Die Gesamtheit der über 1.000.000 Flüchtlingen in Deutschland hat keine Haftpflichtversicherung. Das hat schon häufiger zu Problemen geführt.

So wurde jetzt in der Gemeinde Kirchlengern überlegt, die untergebrachten Flüchtlinge haftpflicht zu versichern. CDU-Ratsherr Klaus-Dieter Müller hat genau dies beantragt, nachdem ein Asylsuchender mit dem Fahrrad ins Auto einer Kirchlengeranerin gefahren war und die Geschädigte auf den Kosten sitzen blieb. Unter anderem infolgedessen beschäftigte sich der Hauptausschuss nun mit dem Thema und auch der CDU-Politiker Müller hatte sich auf Anfrage der Sache angenommen.

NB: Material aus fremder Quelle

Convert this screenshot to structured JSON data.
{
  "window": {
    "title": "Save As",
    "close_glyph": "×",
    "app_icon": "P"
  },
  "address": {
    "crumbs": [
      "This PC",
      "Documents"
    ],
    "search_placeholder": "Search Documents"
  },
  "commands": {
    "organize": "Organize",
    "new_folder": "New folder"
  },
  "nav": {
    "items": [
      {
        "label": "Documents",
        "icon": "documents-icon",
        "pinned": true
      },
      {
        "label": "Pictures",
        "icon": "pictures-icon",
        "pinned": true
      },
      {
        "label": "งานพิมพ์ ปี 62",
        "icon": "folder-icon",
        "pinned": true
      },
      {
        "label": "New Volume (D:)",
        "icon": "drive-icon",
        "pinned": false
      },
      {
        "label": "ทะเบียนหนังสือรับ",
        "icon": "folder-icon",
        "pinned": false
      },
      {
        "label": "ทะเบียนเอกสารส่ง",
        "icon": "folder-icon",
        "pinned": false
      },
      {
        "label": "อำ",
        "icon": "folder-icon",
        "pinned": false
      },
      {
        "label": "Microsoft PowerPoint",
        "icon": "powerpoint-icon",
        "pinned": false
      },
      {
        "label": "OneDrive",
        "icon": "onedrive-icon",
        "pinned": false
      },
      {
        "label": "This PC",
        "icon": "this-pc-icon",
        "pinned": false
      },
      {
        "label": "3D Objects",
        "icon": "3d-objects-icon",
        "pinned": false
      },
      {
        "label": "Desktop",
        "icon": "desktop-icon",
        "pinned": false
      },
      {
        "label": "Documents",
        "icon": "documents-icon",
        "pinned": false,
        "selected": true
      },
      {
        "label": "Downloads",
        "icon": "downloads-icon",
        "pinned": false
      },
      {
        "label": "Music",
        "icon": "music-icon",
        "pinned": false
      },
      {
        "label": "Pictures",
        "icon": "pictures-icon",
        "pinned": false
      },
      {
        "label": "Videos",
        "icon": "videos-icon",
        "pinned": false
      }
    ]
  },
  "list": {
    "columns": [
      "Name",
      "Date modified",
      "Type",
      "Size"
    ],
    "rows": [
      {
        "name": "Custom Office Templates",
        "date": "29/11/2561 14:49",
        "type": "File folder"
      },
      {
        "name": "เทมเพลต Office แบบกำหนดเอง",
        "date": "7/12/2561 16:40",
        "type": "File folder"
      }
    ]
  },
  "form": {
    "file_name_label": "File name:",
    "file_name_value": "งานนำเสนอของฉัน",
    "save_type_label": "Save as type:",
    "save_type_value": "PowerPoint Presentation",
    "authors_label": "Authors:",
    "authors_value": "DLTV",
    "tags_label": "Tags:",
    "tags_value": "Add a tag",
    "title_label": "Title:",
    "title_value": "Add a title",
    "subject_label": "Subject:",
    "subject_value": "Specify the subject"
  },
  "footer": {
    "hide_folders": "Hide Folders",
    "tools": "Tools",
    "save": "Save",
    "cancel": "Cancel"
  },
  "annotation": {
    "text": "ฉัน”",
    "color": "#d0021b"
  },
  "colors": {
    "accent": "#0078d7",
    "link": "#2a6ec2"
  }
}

Doch die Auffassung der Verwaltung zu einer Haftpflichtversicherung für Flüchtlinge ist anders als erwartet, so wurde der Vorschlag von Herrn Müller abgelehnt.

Schließlich diene die private Haftpflichtversicherung vor allem dazu, das wirtschaftliche Risiko eines Schädigers abzusichern. Das deutsche Recht kennt in einem solchen Fall keine Haftungsbegrenzung, wie es in der Verwaltungsvorlage lautete. Das Risiko, einen Schaden zu erleiden, für dessen Folgen der Schädiger nicht eintrete, etwa weil er mittellos sei, bleibe jedoch immer erhalten.

Bei der Bewertung des allgemeinen Lebensrisikos müsse man beachten, dass etwa ein Drittel der deutschen Bevölkerung nach Angaben der Versicherungswirtschaft nicht über eine Haftpflichtversicherung verfüge. Würde Kirchlengern für die Flüchtlinge eine Haftpflichtversicherung abschließen, müsste man dies zum Beispiel auch für „Hartz IV“-Empfänger oder andere Bürger machen, die sich eine solche Versicherung nicht leisten könnten.

Der Ausschuss folgte dem Verwaltungsvorschlag. So ist die Absicherung der Flüchtlinge nicht machbar und zudem auch Angelegenheit des Bundes. Eine Idee wäre daher einen Verkehrsunterricht für Flüchtlinge anzubieten. Ein anderer Vorschlag von Klaus-Dieter Müller wäre, den Flüchtlingen etwas von ihren Bezügen für die Versicherung abzuziehen. Nach deutschem Recht ist dies aber unmöglich, weil das Existenzminimum nicht angetastet werden kann.